Namun, masyarakat diminta untuk mewaspadai potensi hujan sedang hingga lebat yang berpeluang terjadi di perairan Sambas, Perairan Singkawang- Bengkayang, Perairan Pontianak-Mempawah, Perairan Kubu Raya, Perairan Kayong Utara, dan Perairan Ketapang. Informasi ini berlaku dari 24 Februari hingga 2 Maret 2025.
Berdasarkan ikhtisar beberapa unsur cuaca yang diamati pada 8 lokasi di Provinsi Kalimantan Barat (Kalbar) tanggal 25 Februari 2025 Pukul 07.00 WIB sampai dengan 26 Februari 2025 Pukul 06.00 WIB terdapat suhu udara ekstrem.
Suhu udara tertinggi yaitu 35,6 derajat Celsius terjadi di Kapuas Hulu. Suhu udara rata-rata berkisar 24,9 derajat Celsius hingga 27,9 derajat Celsius. Sementara suhu udara terendah adalah 22.9 derajat Celsius di Sintang dan Melawi.
Baca Juga: Wagub Kalbar Pastikan Kepatuhan Perusahaan Terhadap Regulasi Daerah
Terjadi hujan di semua titik pengamatan. Curah hujan tertinggi tercatat di Kapuas Hulu yaitu 110.5 mm/ hari. Tidak terdapat kejadian angin kencang. Kecepatan angin tertinggi yaitu 18 Knot di Mempawah.
Arah angin dominan dari arah Selatan - Timur. Terdapat jarak pandang ekstrem. Jarak pandang sekitar 1.000 meter di Kubu Raya dan Sintang.
Plt Badan Meteorologi, Klimatologi, dan Geofisika (BMKG), Dwikorita Karnawati, dalam keterangan resminya mengungkapkan sebagian wilayah indonesia masih mengalami puncak musim hujan dengan intensitas menengah hingga tinggi, bahkan beberapa wilayah mengalami intensitas sangat tinggi hingga (>500mm/bulan).
"Masyarakat diimbau agar selalu aktif untuk pantau informasi cuaca sebelum melakukan perjalanan mudik lebaran," ujarnya.
Lebih lanjut Dwikorita menjelaskan bahwa fenomena La Nina lemah diperkirakan akan berlangsung hingga Mei 2025. Kondisi ini berpotensi meningkatkan intensitas hujan di berbagai wilayah Indonesia, terutama pada Maret–April 2025, dengan curah hujan yang diprediksi berada dalam kategori menengah hingga tinggi. Beberapa daerah berpotensi mengalami hujan lebat yang disertai petir dan angin kencang.
Selain La Nina lemah, BMKG juga mengidentifikasi pengaruh aktivitas gelombang ekuator dan Madden-Julian Oscillation (MJO) yang terlihat mulai Maret.

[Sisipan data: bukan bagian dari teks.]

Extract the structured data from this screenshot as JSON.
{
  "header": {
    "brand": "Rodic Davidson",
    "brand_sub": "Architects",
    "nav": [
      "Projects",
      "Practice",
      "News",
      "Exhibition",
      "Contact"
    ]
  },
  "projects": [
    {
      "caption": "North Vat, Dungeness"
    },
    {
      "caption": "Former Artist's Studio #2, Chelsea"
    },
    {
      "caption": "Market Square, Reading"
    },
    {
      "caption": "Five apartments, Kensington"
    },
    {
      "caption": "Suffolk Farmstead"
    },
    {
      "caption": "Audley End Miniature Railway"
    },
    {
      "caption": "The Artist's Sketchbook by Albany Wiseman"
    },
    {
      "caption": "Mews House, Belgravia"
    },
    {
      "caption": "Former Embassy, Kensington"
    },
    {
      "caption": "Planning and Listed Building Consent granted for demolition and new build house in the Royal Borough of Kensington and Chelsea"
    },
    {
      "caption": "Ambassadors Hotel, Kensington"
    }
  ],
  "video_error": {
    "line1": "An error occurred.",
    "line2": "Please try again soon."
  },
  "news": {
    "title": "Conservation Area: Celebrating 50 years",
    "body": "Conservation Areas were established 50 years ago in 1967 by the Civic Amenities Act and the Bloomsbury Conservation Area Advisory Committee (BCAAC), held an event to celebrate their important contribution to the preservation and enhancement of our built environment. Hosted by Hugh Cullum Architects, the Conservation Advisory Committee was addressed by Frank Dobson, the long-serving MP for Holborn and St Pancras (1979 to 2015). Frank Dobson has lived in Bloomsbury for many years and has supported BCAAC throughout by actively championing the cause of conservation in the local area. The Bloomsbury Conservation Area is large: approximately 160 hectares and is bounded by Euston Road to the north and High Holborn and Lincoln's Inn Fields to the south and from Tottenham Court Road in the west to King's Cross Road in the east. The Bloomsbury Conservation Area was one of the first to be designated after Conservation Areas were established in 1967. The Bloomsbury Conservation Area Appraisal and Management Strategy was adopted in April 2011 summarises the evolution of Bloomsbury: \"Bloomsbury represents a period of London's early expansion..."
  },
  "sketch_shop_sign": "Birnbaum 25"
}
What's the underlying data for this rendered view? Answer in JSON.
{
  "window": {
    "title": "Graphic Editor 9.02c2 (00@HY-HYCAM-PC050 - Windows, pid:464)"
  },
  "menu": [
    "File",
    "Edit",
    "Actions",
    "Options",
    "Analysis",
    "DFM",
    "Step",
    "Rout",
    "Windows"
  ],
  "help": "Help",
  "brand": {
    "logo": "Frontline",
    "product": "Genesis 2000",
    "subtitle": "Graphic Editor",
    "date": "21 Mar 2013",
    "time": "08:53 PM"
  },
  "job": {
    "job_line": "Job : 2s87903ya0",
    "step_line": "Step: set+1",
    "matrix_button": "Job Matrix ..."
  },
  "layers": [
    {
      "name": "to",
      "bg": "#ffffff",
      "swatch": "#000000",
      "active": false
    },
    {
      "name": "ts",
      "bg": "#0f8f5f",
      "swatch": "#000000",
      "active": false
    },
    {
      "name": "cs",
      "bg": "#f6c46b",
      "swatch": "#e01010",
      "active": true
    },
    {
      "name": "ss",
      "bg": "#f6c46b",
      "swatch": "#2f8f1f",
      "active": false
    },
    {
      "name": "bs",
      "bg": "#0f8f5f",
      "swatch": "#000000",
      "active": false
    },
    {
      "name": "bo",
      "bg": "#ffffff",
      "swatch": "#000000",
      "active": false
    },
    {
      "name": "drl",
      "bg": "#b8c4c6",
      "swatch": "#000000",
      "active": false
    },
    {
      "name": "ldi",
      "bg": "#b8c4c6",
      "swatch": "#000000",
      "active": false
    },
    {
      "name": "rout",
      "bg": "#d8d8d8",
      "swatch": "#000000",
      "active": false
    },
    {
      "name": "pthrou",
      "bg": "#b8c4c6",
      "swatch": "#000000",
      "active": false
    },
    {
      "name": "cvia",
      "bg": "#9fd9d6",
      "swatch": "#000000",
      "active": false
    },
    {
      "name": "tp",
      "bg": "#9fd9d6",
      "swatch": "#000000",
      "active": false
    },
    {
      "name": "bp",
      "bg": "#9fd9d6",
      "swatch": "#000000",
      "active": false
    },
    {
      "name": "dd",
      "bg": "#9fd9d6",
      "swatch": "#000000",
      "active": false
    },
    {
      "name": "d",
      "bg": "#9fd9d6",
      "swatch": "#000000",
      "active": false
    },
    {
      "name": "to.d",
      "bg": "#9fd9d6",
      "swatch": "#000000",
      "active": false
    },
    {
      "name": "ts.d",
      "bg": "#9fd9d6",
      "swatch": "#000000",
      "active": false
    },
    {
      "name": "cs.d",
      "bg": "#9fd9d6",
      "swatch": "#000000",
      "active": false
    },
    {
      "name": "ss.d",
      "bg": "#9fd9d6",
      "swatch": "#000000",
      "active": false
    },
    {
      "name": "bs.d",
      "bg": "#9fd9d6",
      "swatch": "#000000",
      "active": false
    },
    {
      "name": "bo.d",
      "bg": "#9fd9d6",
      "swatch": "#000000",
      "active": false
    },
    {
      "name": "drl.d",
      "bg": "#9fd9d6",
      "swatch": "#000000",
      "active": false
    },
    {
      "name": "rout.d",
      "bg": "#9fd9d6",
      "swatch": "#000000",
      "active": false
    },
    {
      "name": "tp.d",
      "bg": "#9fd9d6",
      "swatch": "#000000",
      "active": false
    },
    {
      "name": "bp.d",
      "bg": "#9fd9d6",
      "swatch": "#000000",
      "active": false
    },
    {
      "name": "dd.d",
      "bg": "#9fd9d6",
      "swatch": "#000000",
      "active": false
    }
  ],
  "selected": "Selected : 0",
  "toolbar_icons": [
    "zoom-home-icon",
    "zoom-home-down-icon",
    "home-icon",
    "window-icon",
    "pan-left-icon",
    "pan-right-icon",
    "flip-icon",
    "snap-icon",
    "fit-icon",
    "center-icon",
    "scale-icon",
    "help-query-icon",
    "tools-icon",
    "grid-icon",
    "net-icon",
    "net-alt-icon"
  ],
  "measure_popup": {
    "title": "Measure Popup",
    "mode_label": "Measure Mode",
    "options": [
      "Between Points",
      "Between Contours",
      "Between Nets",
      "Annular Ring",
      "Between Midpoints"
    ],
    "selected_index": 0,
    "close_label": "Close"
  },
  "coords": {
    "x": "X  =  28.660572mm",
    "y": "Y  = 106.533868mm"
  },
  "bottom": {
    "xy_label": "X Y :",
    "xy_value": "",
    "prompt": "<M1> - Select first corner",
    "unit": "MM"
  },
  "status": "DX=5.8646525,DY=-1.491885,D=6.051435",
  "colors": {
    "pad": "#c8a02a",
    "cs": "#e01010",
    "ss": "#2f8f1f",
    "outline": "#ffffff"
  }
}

Fenomena ini berpotensi meningkatkan pertumbuhan awan hujan, terutama di wilayah Sumatra bagian utara, dan akan bergerak ke bagian barat serta tengah Indonesia hingga pertengahan Maret.
BMKG juga memperingatkan potensi banjir rob di beberapa wilayah pesisir Indonesia yang dapat terjadi akibat fenomena bulan baru dan purnama yang bertepatan dengan jarak terdekat Bumi-Bulan pada akhir Maret dan April.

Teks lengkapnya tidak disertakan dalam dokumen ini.